Turning exploration risk into a carbon storage opportunity in the UK Southern North Sea

Interpretation of a large, well-calibrated 3D seismic data volume in the UK Southern North Sea (SNS) suggests that the occurrence of two little known and hitherto poorly documented carbon dioxide (CO2)-rich gas discoveries is strongly controlled by the style and timing of deformation and the presence of a regional Upper Permian (Zechstein Supergroup) evaporite super-seal. It can now be shown that the CO2-rich accumulations are limited to Rotliegend Group, Leman Sandstone Formation (LSF) reservoirs located on the western edge of a major, extensional fault block, the Fizzy Horst, that lies on the eastern flank of a through-going NNW-striking, partially-inverted depocentre, termed the Brown Graben. Significantly, unlike other structures, which experienced Cenozoic compressional reactivation, the traps containing the CO2 are located adjacent to deep-seated faults upon which contractional reactivation occurred only during the Late Cretaceous suggesting a spatial and temporal control on its occurrence. The structural results provide a robust, unifying and testable structural model through which to assess the inherent exploration risk of drilling unwanted, CO2-prone traps in this part of the prospective basin.

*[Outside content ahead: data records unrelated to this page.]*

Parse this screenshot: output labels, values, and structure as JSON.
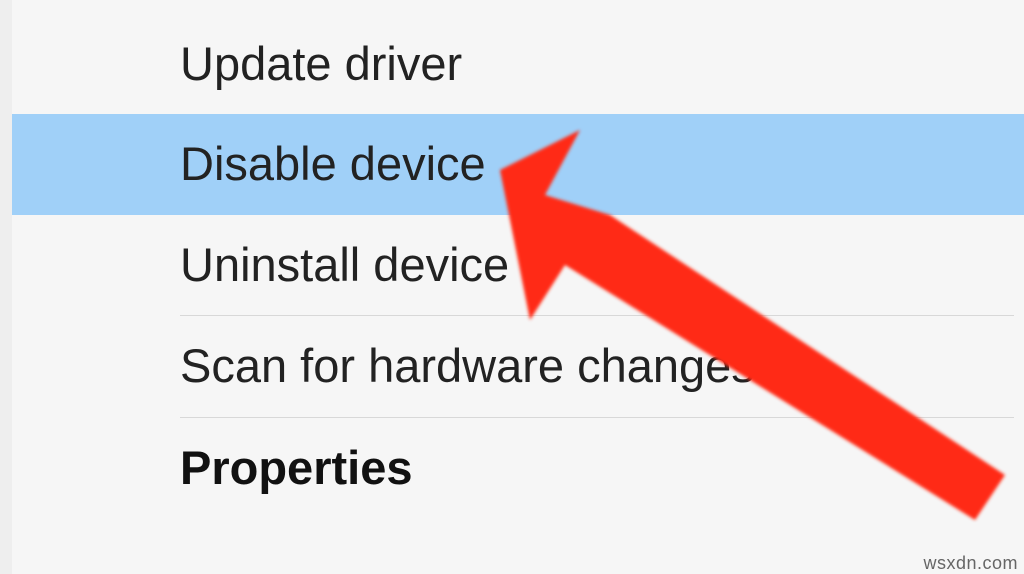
{
  "context_menu": {
    "items": [
      {
        "label": "Update driver",
        "highlighted": false
      },
      {
        "label": "Disable device",
        "highlighted": true
      },
      {
        "label": "Uninstall device",
        "highlighted": false
      },
      {
        "label": "Scan for hardware changes",
        "highlighted": false
      },
      {
        "label": "Properties",
        "highlighted": false,
        "bold": true
      }
    ]
  },
  "annotation": {
    "type": "arrow",
    "color": "#ff2a12",
    "target_item": "Disable device"
  },
  "watermark": "wsxdn.com"
}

Conversely, the fact that CO2 was evidently sealed over geological time-scales shows the significance and long-lived (c.?50 Ma) effectiveness of the Zechstein Supergroup evaporite canopy in retaining CO2, as well as larger and less mobile methane (CH4) molecules. The results thus highlight the potential that traps containing LSF reservoirs have as future sites for CO2 storage (carbon sequestration) in the SNS.